Thursday, September 7, 2023

Isabel: Jewel of Castilla, Spain, 1466 by Carolyn Meyer

 

The Royal Diaries were a spin-off of the America Diaries, and featured the fictional journals of various real royal figures as they were young adults. This particular journal is about Isabel of Castilla, who grew up to be the Isabel of the Isabel and Ferdinand duo that basically gave Columbus leave to go the West Indies (thus unleashing a wave of colonialist terrors, so... uh).

The premise of this book is that Isabel was given a book by her confessor to write all of her Seven Deadly Sins infractions in, but she, being a teenager, uses it as a burn book to chronicle the sins of everyone around her too, including her slutty sister-in-law, Queen Juana, who she HATES. Every time Juana wears a low-cut gown, Isabel makes sure we hear about it. She powdered her breasts like two plump doves, she says at one point, properly scandalized. Also, she's likely being adulterous, too, THE WHORE. Cheating on her ugly husband with a hot grandee, her daughter's probably not even legitimate. Damn, burn book!
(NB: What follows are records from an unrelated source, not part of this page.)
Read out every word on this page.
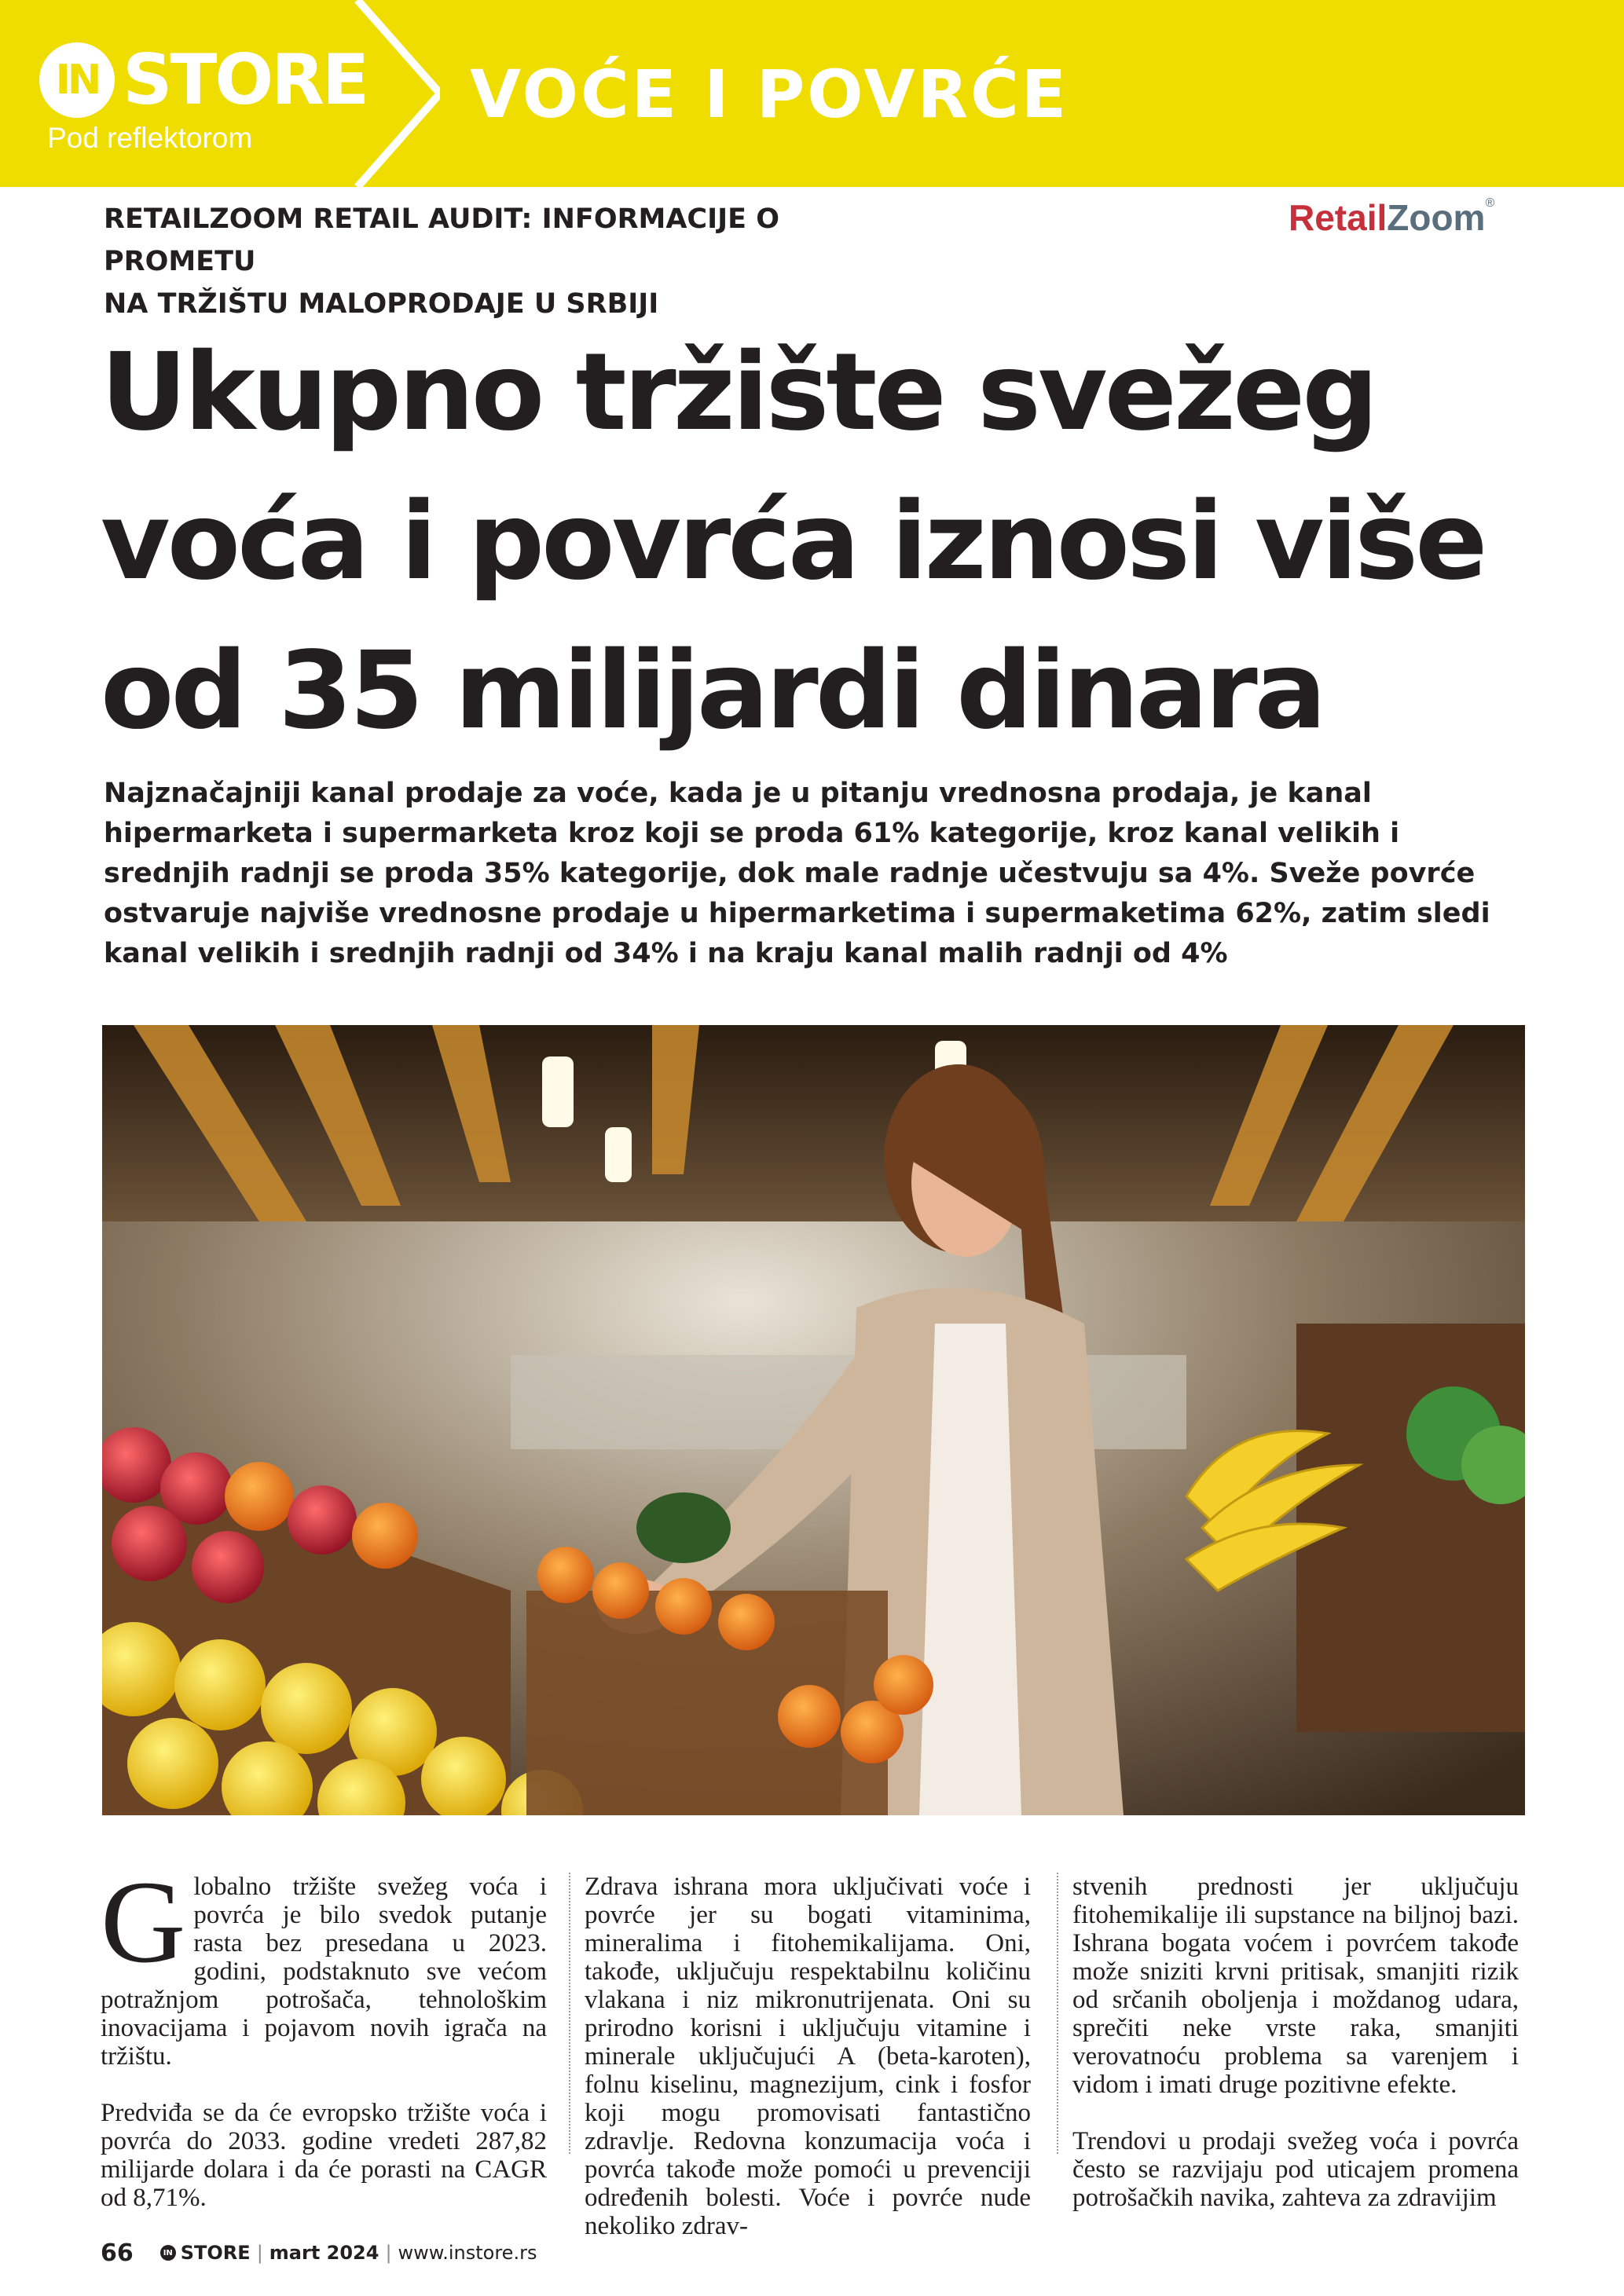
IN STORE
Pod reflektorom
VOĆE I POVRĆE
RETAILZOOM RETAIL AUDIT: INFORMACIJE O PROMETU
NA TRŽIŠTU MALOPRODAJE U SRBIJI
RetailZoom®
Ukupno tržište svežeg
voća i povrća iznosi više
od 35 milijardi dinara

Najznačajniji kanal prodaje za voće, kada je u pitanju vrednosna prodaja, je kanal hipermarketa i supermarketa kroz koji se proda 61% kategorije, kroz kanal velikih i srednjih radnji se proda 35% kategorije, dok male radnje učestvuju sa 4%. Sveže povrće ostvaruje najviše vrednosne prodaje u hipermarketima i supermaketima 62%, zatim sledi kanal velikih i srednjih radnji od 34% i na kraju kanal malih radnji od 4%

Globalno tržište svežeg voća i povrća je bilo svedok putanje rasta bez presedana u 2023. godini, podstaknuto sve većom potražnjom potrošača, tehnološkim inovacijama i pojavom novih igrača na tržištu.

Predviđa se da će evropsko tržište voća i povrća do 2033. godine vredeti 287,82 milijarde dolara i da će porasti na CAGR od 8,71%.

Zdrava ishrana mora uključivati voće i povrće jer su bogati vitaminima, mineralima i fitohemikalijama. Oni, takođe, uključuju respektabilnu količinu vlakana i niz mikronutrijenata. Oni su prirodno korisni i uključuju vitamine i minerale uključujući A (beta-karoten), folnu kiselinu, magnezijum, cink i fosfor koji mogu promovisati fantastično zdravlje. Redovna konzumacija voća i povrća takođe može pomoći u prevenciji određenih bolesti. Voće i povrće nude nekoliko zdrav-

stvenih prednosti jer uključuju fitohemikalije ili supstance na biljnoj bazi. Ishrana bogata voćem i povrćem takođe može sniziti krvni pritisak, smanjiti rizik od srčanih oboljenja i moždanog udara, sprečiti neke vrste raka, smanjiti verovatnoću problema sa varenjem i vidom i imati druge pozitivne efekte.

Trendovi u prodaji svežeg voća i povrća često se razvijaju pod uticajem promena potrošačkih navika, zahteva za zdravijim

66	IN STORE | mart 2024 | www.instore.rs
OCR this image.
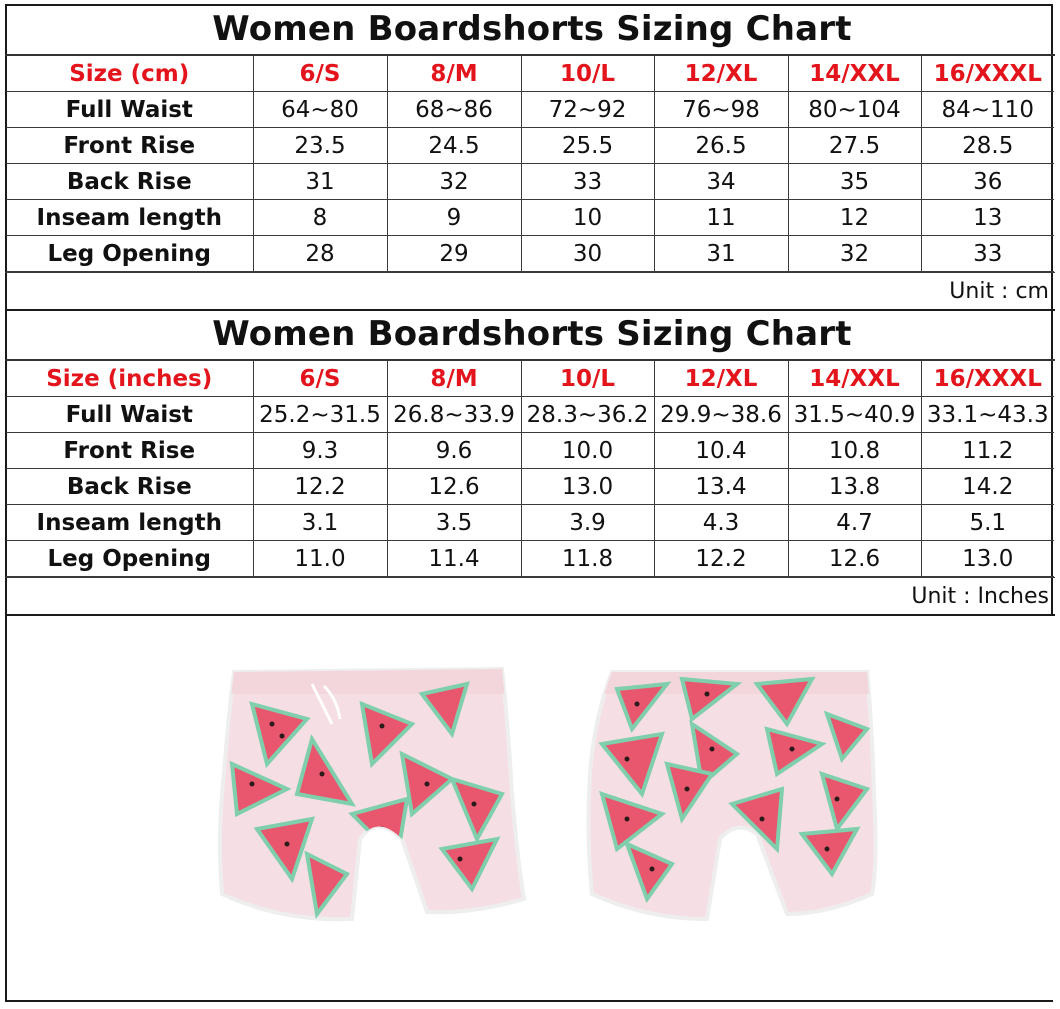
Women Boardshorts Sizing Chart
Size (cm)	6/S	8/M	10/L	12/XL	14/XXL	16/XXXL
Full Waist	64~80	68~86	72~92	76~98	80~104	84~110
Front Rise	23.5	24.5	25.5	26.5	27.5	28.5
Back Rise	31	32	33	34	35	36
Inseam length	8	9	10	11	12	13
Leg Opening	28	29	30	31	32	33
Unit : cm
Women Boardshorts Sizing Chart
Size (inches)	6/S	8/M	10/L	12/XL	14/XXL	16/XXXL
Full Waist	25.2~31.5	26.8~33.9	28.3~36.2	29.9~38.6	31.5~40.9	33.1~43.3
Front Rise	9.3	9.6	10.0	10.4	10.8	11.2
Back Rise	12.2	12.6	13.0	13.4	13.8	14.2
Inseam length	3.1	3.5	3.9	4.3	4.7	5.1
Leg Opening	11.0	11.4	11.8	12.2	12.6	13.0
Unit : Inches
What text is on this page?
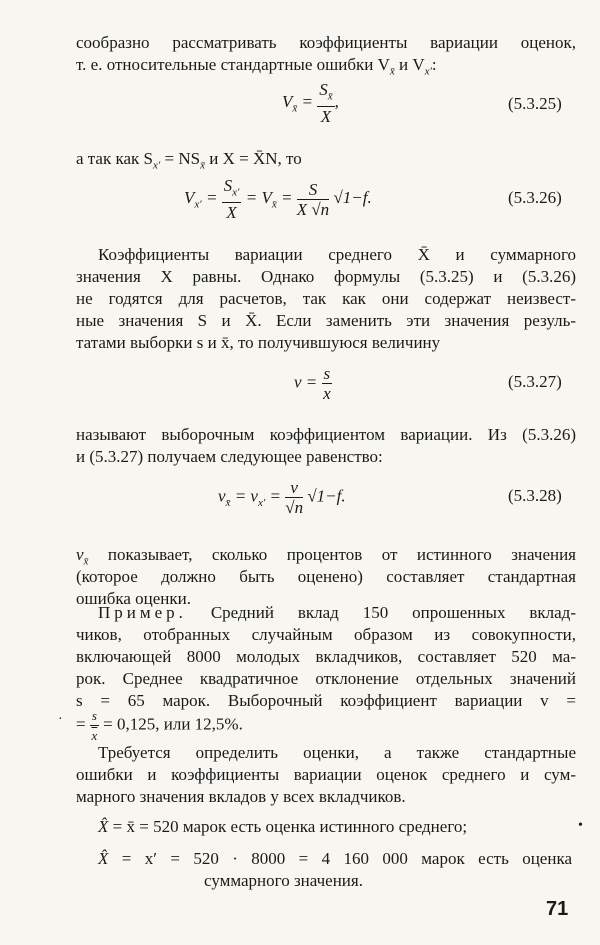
сообразно рассматривать коэффициенты вариации оценок,
т. е. относительные стандартные ошибки $V_{x̄}$ и $V_{x'}$:
$V_{x̄} = \frac{S_{x̄}}{X}$ ,	(5.3.25)
а так как $S_{x'} = NS_{x̄}$ и X = X̄N, то
$V_{x'} = \frac{S_{x'}}{X} = V_{x̄} = \frac{S}{X √n} √1-f$.	(5.3.26)
Коэффициенты вариации среднего X̄ и суммарного
значения X равны. Однако формулы (5.3.25) и (5.3.26)
не годятся для расчетов, так как они содержат неизвест-
ные значения S и X̄. Если заменить эти значения резуль-
татами выборки s и x̄, то получившуюся величину
$v = \frac{s}{x}$	(5.3.27)
называют выборочным коэффициентом вариации. Из (5.3.26)
и (5.3.27) получаем следующее равенство:
$v_{x̄} = v_{x'} = \frac{v}{√n} √1-f$.	(5.3.28)
$v_{x̄}$ показывает, сколько процентов от истинного значения
(которое должно быть оценено) составляет стандартная
ошибка оценки.
Пример. Средний вклад 150 опрошенных вклад-
чиков, отобранных случайным образом из совокупности,
включающей 8000 молодых вкладчиков, составляет 520 ма-
рок. Среднее квадратичное отклонение отдельных значений
s = 65 марок. Выборочный коэффициент вариации v =
= $\frac{s}{x} = 0,125$, или 12,5%.
·
Требуется определить оценки, а также стандартные
ошибки и коэффициенты вариации оценок среднего и сум-
марного значения вкладов у всех вкладчиков.
X̂ = x̄ = 520 марок есть оценка истинного среднего;	•
X̂ = x′ = 520 · 8000 = 4 160 000 марок есть оценка
суммарного значения.
71
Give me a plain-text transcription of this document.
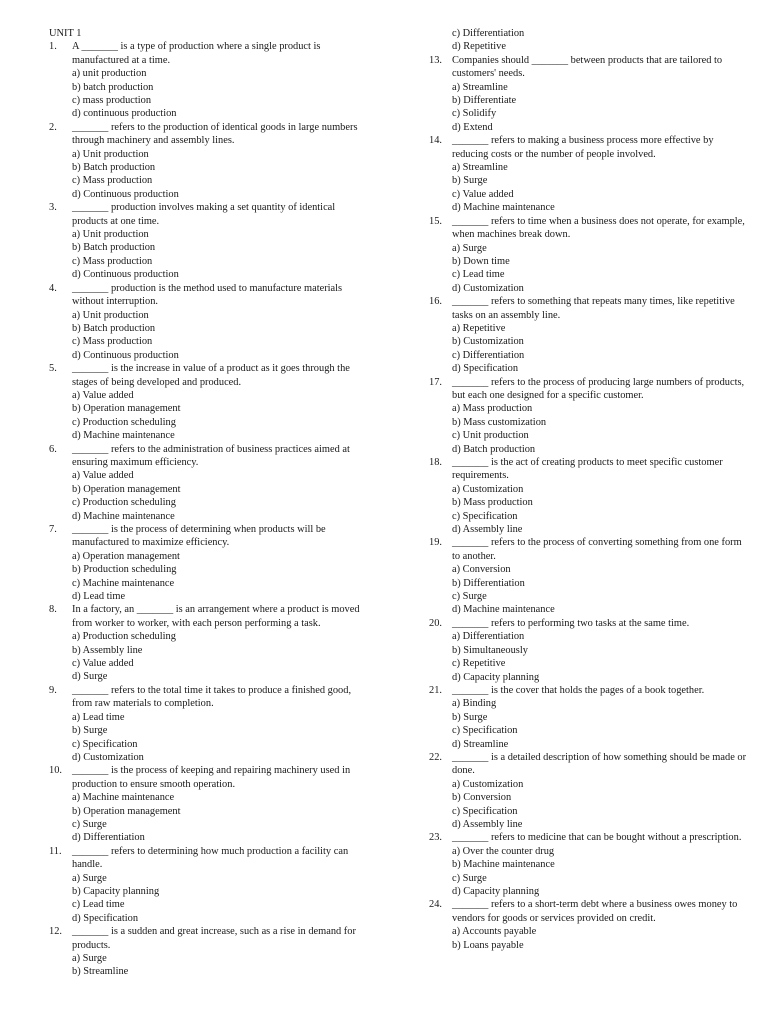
UNIT 1
1. A _______ is a type of production where a single product is manufactured at a time.
a) unit production
b) batch production
c) mass production
d) continuous production
2. _______ refers to the production of identical goods in large numbers through machinery and assembly lines.
a) Unit production
b) Batch production
c) Mass production
d) Continuous production
3. _______ production involves making a set quantity of identical products at one time.
a) Unit production
b) Batch production
c) Mass production
d) Continuous production
4. _______ production is the method used to manufacture materials without interruption.
a) Unit production
b) Batch production
c) Mass production
d) Continuous production
5. _______ is the increase in value of a product as it goes through the stages of being developed and produced.
a) Value added
b) Operation management
c) Production scheduling
d) Machine maintenance
6. _______ refers to the administration of business practices aimed at ensuring maximum efficiency.
a) Value added
b) Operation management
c) Production scheduling
d) Machine maintenance
7. _______ is the process of determining when products will be manufactured to maximize efficiency.
a) Operation management
b) Production scheduling
c) Machine maintenance
d) Lead time
8. In a factory, an _______ is an arrangement where a product is moved from worker to worker, with each person performing a task.
a) Production scheduling
b) Assembly line
c) Value added
d) Surge
9. _______ refers to the total time it takes to produce a finished good, from raw materials to completion.
a) Lead time
b) Surge
c) Specification
d) Customization
10. _______ is the process of keeping and repairing machinery used in production to ensure smooth operation.
a) Machine maintenance
b) Operation management
c) Surge
d) Differentiation
11. _______ refers to determining how much production a facility can handle.
a) Surge
b) Capacity planning
c) Lead time
d) Specification
12. _______ is a sudden and great increase, such as a rise in demand for products.
a) Surge
b) Streamline
c) Differentiation
d) Repetitive
13. Companies should _______ between products that are tailored to customers' needs.
a) Streamline
b) Differentiate
c) Solidify
d) Extend
14. _______ refers to making a business process more effective by reducing costs or the number of people involved.
a) Streamline
b) Surge
c) Value added
d) Machine maintenance
15. _______ refers to time when a business does not operate, for example, when machines break down.
a) Surge
b) Down time
c) Lead time
d) Customization
16. _______ refers to something that repeats many times, like repetitive tasks on an assembly line.
a) Repetitive
b) Customization
c) Differentiation
d) Specification
17. _______ refers to the process of producing large numbers of products, but each one designed for a specific customer.
a) Mass production
b) Mass customization
c) Unit production
d) Batch production
18. _______ is the act of creating products to meet specific customer requirements.
a) Customization
b) Mass production
c) Specification
d) Assembly line
19. _______ refers to the process of converting something from one form to another.
a) Conversion
b) Differentiation
c) Surge
d) Machine maintenance
20. _______ refers to performing two tasks at the same time.
a) Differentiation
b) Simultaneously
c) Repetitive
d) Capacity planning
21. _______ is the cover that holds the pages of a book together.
a) Binding
b) Surge
c) Specification
d) Streamline
22. _______ is a detailed description of how something should be made or done.
a) Customization
b) Conversion
c) Specification
d) Assembly line
23. _______ refers to medicine that can be bought without a prescription.
a) Over the counter drug
b) Machine maintenance
c) Surge
d) Capacity planning
24. _______ refers to a short-term debt where a business owes money to vendors for goods or services provided on credit.
a) Accounts payable
b) Loans payable
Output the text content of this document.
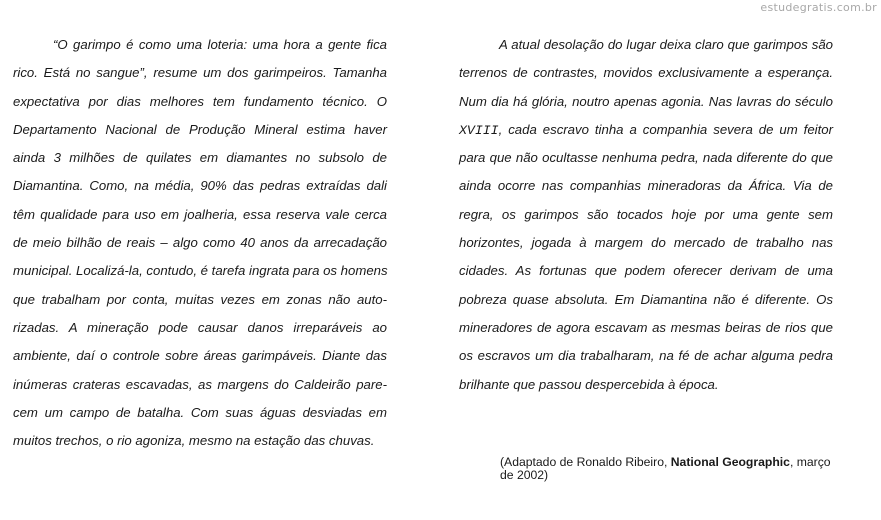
estudegratis.com.br
“O garimpo é como uma loteria: uma hora a gente fica
rico. Está no sangue”, resume um dos garimpeiros. Tamanha
expectativa por dias melhores tem fundamento técnico. O
Departamento Nacional de Produção Mineral estima haver
ainda 3 milhões de quilates em diamantes no subsolo de
Diamantina. Como, na média, 90% das pedras extraídas dali
têm qualidade para uso em joalheria, essa reserva vale cerca
de meio bilhão de reais – algo como 40 anos da arrecadação
municipal. Localizá-la, contudo, é tarefa ingrata para os homens
que trabalham por conta, muitas vezes em zonas não auto-
rizadas. A mineração pode causar danos irreparáveis ao
ambiente, daí o controle sobre áreas garimpáveis. Diante das
inúmeras crateras escavadas, as margens do Caldeirão pare-
cem um campo de batalha. Com suas águas desviadas em
muitos trechos, o rio agoniza, mesmo na estação das chuvas.
A atual desolação do lugar deixa claro que garimpos são
terrenos de contrastes, movidos exclusivamente a esperança.
Num dia há glória, noutro apenas agonia. Nas lavras do século
XVIII, cada escravo tinha a companhia severa de um feitor
para que não ocultasse nenhuma pedra, nada diferente do que
ainda ocorre nas companhias mineradoras da África. Via de
regra, os garimpos são tocados hoje por uma gente sem
horizontes, jogada à margem do mercado de trabalho nas
cidades. As fortunas que podem oferecer derivam de uma
pobreza quase absoluta. Em Diamantina não é diferente. Os
mineradores de agora escavam as mesmas beiras de rios que
os escravos um dia trabalharam, na fé de achar alguma pedra
brilhante que passou despercebida à época.
(Adaptado de Ronaldo Ribeiro, National Geographic, março de 2002)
When she's not Juana-hating, she's speculating on the authority war between her two brothers, Enrique and Alfonso, or meditating on whether her friend Catalina-- one of the conversos who converted to Catholicism from Judaism to avoid, you know, persecution-- is still a secret Jew. At one point, she's like, isn't it fascinating how Catalina is more devout than me, but I'm still a better Catholic because I was born a Catholic, of Catholic parents? And I'm like, yep, that's antisemitism for you, Isabel.

Other topics of interest are: all the ugly guys she might have to marry and the black death.

ISABEL: JEWEL OF CASTILLA, SPAIN, reminds me of CATHERINE, CALLED BIRDY at times, but Catherine was way more fun. Even though these are both set during medieval times, Isabel feels more like a stick-in-the-mud narc, which is probably historically accurate. Also probably historically accurate? The antisemitism and slut-shaming. Both of these things feel like deliberate inclusions to show how much the middle ages sucked, which, again, they totally did. But I could see how people might want to forget about that. Which is probably-- again-- why they shouldn't.